Вилли вновь появился в Циппендорфе, во дворе дома Крылаткиных, но уже вместе с сестрой. Случилось это дней через десять. Анна Порфирьевна сразу узнала подростка по его огненным волосам и виноватой улыбке, с которой он уходил из их дома тогда. Но теперь улыбка была открытой, простодушной, а стоявшая рядом с Вилли высокая молодая девушка с ослепительно белыми ровными зубами и чуть вздернутым прямым носиком понравилась моей бабушке с первого взгляда.

– Вы… понимайт немецки? – поздоровавшись, спросила Анну Порфирьевну девушка. – Он (она показала на Вилли) мой брат, он говори, что вы понимайт…

– Да я немножко говорю по-немецки.

– О-о, старый приятель!.. – удивленно протянул, появившись на крыльце, Николай Иванович.

– Это он, – быстро сказал сестре Вилли.

Гостей пригласили в дом. Ушли они поздно, Крылаткины провожали их до трамвая. Это стало началом если не дружбы, то очень добрых отношений немецкой семьи с семьей советского офицера. Вилли с помощью Николая Ивановича выучился на шофера, сейчас он работал уже начальником автоколонны, но именно его инструктор горкома Курт Набут пригласил сесть за руль для поездки в Берлин за московскими гостями…

– Как сестра Гертруда поживает? – выпустив из рук рыжую голову водителя, спросил наконец Николай Иванович.

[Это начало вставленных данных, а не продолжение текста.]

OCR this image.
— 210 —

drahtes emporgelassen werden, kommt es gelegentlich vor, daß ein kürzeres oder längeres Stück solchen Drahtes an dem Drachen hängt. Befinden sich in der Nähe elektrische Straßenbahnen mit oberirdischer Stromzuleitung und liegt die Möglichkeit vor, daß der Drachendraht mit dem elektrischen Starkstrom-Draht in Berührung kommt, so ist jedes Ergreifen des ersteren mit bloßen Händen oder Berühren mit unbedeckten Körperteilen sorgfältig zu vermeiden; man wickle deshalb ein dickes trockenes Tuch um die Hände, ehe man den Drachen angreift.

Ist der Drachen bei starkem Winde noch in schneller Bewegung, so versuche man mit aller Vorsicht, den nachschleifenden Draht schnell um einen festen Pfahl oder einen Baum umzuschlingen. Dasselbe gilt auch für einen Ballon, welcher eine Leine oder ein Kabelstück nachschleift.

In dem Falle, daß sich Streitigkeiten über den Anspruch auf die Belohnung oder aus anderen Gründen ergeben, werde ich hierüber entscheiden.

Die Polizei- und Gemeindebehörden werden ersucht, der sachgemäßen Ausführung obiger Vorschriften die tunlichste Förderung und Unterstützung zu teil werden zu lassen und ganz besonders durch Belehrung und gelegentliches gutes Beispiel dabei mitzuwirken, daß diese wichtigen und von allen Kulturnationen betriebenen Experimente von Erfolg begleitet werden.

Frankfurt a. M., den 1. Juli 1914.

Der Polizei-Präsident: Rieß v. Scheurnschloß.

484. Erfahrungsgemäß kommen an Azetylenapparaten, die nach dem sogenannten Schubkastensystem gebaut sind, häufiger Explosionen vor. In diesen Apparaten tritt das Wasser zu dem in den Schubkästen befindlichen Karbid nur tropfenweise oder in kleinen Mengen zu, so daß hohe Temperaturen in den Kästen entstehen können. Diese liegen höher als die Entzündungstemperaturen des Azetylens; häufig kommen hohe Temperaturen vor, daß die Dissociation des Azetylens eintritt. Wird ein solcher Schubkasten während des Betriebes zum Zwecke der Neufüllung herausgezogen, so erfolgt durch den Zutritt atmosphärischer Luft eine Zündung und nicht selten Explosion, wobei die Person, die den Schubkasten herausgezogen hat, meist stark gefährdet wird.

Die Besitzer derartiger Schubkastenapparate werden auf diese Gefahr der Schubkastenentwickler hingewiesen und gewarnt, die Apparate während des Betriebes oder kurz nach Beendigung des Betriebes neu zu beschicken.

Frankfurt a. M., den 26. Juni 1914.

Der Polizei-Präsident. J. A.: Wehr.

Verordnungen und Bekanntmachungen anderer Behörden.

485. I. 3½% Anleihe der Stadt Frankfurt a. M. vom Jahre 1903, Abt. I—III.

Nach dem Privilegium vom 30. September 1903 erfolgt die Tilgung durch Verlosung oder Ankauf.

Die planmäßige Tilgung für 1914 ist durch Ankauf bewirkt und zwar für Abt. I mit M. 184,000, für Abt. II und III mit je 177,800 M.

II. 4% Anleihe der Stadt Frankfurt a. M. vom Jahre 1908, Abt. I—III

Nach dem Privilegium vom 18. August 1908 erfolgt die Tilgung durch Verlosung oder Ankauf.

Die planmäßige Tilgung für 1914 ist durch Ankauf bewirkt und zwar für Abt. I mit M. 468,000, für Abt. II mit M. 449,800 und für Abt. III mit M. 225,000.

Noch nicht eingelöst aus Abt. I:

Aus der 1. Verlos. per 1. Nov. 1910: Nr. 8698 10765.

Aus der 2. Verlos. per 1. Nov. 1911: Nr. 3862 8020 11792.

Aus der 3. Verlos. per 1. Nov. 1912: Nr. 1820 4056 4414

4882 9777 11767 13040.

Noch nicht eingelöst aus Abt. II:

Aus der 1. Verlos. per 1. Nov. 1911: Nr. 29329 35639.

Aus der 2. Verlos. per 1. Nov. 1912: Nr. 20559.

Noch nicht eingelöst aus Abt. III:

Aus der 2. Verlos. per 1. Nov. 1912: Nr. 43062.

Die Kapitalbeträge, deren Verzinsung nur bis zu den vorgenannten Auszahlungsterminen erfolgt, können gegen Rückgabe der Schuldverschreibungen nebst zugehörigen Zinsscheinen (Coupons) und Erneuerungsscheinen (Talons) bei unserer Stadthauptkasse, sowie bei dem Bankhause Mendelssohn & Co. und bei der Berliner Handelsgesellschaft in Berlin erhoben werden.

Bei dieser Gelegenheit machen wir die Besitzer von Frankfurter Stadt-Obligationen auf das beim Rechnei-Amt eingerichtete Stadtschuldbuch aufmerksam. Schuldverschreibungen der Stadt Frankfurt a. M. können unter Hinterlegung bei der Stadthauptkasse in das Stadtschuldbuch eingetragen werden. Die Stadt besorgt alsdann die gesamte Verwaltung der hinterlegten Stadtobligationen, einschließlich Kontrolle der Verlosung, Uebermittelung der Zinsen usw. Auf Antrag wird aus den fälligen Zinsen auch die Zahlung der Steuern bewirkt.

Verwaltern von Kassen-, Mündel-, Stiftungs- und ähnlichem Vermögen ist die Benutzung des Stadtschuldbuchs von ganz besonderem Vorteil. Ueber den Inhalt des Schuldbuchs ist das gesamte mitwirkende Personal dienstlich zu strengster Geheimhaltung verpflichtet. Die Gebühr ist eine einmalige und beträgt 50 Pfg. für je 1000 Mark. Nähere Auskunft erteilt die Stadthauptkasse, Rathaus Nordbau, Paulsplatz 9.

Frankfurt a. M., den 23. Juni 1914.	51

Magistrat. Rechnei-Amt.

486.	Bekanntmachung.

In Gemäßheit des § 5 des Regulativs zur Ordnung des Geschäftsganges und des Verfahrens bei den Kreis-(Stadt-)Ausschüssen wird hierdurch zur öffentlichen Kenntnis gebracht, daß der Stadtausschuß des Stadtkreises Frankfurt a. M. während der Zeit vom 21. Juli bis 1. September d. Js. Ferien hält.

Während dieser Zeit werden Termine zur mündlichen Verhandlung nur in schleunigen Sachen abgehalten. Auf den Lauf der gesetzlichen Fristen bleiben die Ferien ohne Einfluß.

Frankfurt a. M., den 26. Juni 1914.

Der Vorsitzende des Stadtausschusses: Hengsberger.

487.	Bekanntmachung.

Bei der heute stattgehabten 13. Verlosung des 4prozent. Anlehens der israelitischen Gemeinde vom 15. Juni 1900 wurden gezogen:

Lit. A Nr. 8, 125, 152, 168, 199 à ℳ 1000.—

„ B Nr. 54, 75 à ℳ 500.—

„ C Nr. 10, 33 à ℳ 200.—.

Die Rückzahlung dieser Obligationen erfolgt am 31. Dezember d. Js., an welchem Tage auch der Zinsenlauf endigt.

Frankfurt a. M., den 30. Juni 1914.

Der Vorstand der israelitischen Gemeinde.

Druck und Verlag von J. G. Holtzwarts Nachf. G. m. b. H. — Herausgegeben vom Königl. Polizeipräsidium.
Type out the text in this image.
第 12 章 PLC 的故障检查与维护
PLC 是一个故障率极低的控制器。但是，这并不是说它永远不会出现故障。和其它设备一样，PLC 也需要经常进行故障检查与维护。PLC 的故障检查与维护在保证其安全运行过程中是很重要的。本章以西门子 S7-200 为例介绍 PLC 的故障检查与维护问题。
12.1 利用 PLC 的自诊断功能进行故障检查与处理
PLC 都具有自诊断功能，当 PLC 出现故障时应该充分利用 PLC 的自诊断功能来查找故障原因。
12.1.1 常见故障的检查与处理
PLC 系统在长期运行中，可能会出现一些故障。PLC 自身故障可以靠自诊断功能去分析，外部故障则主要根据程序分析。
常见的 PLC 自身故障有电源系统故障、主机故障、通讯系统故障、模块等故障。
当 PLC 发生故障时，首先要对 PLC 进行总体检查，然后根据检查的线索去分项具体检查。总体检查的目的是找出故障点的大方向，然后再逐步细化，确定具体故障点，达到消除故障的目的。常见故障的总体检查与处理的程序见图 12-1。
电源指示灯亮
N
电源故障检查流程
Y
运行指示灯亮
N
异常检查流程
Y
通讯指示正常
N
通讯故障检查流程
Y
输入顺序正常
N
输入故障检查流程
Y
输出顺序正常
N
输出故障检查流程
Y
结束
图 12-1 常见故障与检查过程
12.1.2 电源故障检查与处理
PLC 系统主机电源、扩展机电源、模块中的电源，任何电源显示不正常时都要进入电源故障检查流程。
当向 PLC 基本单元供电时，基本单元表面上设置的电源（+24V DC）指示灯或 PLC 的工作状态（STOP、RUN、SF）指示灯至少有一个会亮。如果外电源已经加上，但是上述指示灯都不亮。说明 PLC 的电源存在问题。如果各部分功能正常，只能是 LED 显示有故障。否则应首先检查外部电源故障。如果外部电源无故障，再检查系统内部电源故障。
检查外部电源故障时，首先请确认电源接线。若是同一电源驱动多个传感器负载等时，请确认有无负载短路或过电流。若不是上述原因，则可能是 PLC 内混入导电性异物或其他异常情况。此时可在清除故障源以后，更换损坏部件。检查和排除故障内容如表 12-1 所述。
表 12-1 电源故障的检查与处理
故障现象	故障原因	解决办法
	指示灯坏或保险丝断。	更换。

– О, Гертруда хорошо живет! Директор средней школы Гертруда! Муж – офицер Национальной народной армии! Сын учится в Берлине!.. Гертруда и ее муж хотят вас видеть!.. – Вилли говорил одними восклицаниями, восторженно.

Анна Порфирьевна со своего сиденья радостно рассмеялась. Ну и перемены!.. Вспомнила, наверное, каким мастерским приемом она опрокинула тогда этого верзилу, бывшего, правда, на двадцать с лишним лет моложе…

Когда подъезжали к Шверину; Николай Иванович вдруг разволновался, напряженно всматривался в незнакомый ему облик южных окраин города, попросил ехать потише.

– Новый район Гроссер Дрееш! – с гордостью в голосе пояснил Курт Набут.

Но вот начались и знакомые места: миновав перекресток дорог – от Перлеберга и Кривица, машина юркнула под высокий железобетонный мост и по асфальтированному шоссе пошла вдоль старых улиц, мимо одного из внутригородских озер справа – на этой гладкой, тихой водной поверхности еще  т о г д а  устраивались мини-регаты… И вот уже показался старинный герцогский замок – внушительное сооружение с тремястами шестьюдесятью пятью башнями и башенками, вобравшее в себя архитектурные стили сразу нескольких исторических эпох.